Reader question:– can small, consistent KiwiSaver contributions withstand inflation over time? An investor wondered if $20 or $25 monthly contributions, made over two decades, would be eroded by rising prices. Experts advise considering growth assets to outpace inflation.
According to Dean Anderson, founder of Kernel Wealth, the risk of inflation considerably diminishing investment value is especially acute for those holding cash or conservative assets over extended periods. However, he emphasized that investing in growth assets is likely to generate returns sufficient to stay ahead of inflation.
“It’s more a question of what you’re invested in, rather than whether the fund manager is an active or passive one,” Anderson stated. While passive funds aim to mirror an index, they aren’t necessarily destined for lower performance. Active managers frequently enough struggle to consistently beat the market, and passive funds can sometimes offer better returns at a lower cost due to reduced fees. Recent analysis indicates that newer, passive options may lack the extensive 10-year performance data available for established funds, but still offer valuable insights.
Untangling Family Trusts: Costs and Legal Pathways
Beyond KiwiSaver,many New zealanders face challenges navigating the intricacies of family trusts. One individual encountered difficulty obtaining a clear price quote from Public Trust for dissolving a trust and transferring ownership of their home back into their name. The process was described as perhaps complex and expensive.
reader question:– Is it mandatory to use Public Trust’s legal services to dissolve a trust established with them? Experts say the trust deed dictates who handles the process. Costs can reach thousands of dollars, and refinancing may be required if a mortgage exists.
A key question arose: is it mandatory to use Public Trust’s legal services to dissolve a trust established with them, or can an self-reliant lawyer be engaged? The answer, according to experts, lies within the trust deed itself, which will specify who holds the legal authority to wind up the trust.

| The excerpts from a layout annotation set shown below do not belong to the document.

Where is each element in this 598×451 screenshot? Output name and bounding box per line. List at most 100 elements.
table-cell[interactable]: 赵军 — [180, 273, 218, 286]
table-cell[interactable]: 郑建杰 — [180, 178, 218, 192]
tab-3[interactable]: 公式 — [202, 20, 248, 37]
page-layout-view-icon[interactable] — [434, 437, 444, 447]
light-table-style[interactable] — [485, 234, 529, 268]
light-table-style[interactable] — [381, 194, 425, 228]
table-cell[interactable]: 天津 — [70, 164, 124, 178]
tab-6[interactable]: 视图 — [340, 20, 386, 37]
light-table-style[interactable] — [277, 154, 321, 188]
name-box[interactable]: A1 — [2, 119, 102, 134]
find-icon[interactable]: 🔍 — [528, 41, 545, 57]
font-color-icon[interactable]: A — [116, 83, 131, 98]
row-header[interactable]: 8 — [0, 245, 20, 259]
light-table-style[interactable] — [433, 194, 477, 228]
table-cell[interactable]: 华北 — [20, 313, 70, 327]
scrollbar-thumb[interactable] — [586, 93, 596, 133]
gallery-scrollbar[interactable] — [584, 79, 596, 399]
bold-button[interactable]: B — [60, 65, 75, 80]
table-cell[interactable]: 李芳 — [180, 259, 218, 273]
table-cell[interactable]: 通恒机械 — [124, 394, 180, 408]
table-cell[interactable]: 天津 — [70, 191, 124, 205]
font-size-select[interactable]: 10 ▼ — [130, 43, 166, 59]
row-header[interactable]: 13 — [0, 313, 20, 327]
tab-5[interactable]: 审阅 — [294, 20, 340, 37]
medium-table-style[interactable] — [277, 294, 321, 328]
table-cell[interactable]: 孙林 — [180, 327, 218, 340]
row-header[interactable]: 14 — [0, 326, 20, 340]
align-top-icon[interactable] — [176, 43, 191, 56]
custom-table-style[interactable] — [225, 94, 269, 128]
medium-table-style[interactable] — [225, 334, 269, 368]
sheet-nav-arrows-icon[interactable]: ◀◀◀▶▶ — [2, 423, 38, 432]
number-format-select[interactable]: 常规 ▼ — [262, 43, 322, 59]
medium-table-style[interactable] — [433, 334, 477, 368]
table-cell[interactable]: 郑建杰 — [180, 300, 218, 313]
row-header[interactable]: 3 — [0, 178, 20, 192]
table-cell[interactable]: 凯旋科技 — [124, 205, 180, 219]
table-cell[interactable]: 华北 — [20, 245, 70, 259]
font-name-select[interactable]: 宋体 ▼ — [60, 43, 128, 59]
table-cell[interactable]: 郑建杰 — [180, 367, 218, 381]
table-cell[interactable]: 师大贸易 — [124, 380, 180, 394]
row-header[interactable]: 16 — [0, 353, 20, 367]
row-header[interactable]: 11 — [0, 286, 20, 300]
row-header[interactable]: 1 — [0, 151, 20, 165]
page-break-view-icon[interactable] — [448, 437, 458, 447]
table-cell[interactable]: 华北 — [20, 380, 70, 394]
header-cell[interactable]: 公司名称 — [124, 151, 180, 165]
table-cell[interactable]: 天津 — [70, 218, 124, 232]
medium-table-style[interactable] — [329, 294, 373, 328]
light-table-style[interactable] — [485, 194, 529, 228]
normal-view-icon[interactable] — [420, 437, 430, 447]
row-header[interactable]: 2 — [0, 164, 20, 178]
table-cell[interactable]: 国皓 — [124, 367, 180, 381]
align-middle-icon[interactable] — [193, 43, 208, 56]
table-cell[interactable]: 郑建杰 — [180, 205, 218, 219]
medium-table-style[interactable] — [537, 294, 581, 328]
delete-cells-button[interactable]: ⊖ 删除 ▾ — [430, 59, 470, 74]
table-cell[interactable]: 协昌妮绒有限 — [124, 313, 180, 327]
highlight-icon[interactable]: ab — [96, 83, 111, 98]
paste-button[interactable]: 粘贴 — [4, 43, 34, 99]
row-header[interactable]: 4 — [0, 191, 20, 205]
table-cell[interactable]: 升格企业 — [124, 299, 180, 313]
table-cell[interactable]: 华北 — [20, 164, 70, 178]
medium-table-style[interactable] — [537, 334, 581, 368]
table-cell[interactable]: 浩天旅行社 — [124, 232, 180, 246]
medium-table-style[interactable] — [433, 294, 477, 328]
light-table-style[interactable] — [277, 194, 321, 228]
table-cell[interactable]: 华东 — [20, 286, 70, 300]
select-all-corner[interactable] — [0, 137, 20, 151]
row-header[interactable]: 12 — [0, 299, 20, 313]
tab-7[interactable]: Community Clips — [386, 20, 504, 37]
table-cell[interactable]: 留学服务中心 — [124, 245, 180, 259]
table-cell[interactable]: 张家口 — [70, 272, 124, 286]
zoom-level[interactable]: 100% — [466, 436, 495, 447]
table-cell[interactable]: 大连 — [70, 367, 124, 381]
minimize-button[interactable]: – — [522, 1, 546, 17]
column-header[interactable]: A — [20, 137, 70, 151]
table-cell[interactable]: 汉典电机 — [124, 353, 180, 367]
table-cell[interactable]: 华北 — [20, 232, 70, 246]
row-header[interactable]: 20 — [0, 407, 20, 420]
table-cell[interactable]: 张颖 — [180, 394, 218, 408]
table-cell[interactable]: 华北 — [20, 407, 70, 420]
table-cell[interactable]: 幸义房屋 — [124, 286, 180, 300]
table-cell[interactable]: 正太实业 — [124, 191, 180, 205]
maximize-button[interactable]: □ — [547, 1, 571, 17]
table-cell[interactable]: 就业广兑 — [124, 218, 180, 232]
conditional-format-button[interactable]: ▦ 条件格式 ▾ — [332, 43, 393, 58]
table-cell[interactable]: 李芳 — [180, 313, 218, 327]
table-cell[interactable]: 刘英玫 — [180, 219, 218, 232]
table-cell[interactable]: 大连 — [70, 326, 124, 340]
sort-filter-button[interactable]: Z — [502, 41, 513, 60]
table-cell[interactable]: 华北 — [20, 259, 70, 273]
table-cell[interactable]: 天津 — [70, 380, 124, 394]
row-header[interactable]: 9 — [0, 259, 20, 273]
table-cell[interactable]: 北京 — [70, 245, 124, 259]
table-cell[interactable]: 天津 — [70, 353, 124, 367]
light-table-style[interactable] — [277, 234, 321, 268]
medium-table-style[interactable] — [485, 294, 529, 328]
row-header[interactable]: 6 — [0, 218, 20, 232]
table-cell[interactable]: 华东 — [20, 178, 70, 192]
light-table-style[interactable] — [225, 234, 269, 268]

Generally, the trustee determines who handles the dissolution process – which could be Public Trust or an independent legal professional. Regardless of the chosen path, costs are expected to reach several thousands of dollars. A spokesperson for Public Trust, Georgie Hills, explained that if the trust property is subject to a mortgage, refinancing might potentially be required before the transfer can occur.
“There may also be tax implications that need to be considered,” Hills added. “When the trust holds assets, the trustees will consider whether an early wind-up is in the best interests of all beneficiaries.” Public Trust acknowledged the need for greater pricing openness and encouraged the customer to reconnect to discuss their options. They noted that pricing is dependent on the complexity of the assets held within the trust and the unique circumstances of each case, making upfront quotes challenging.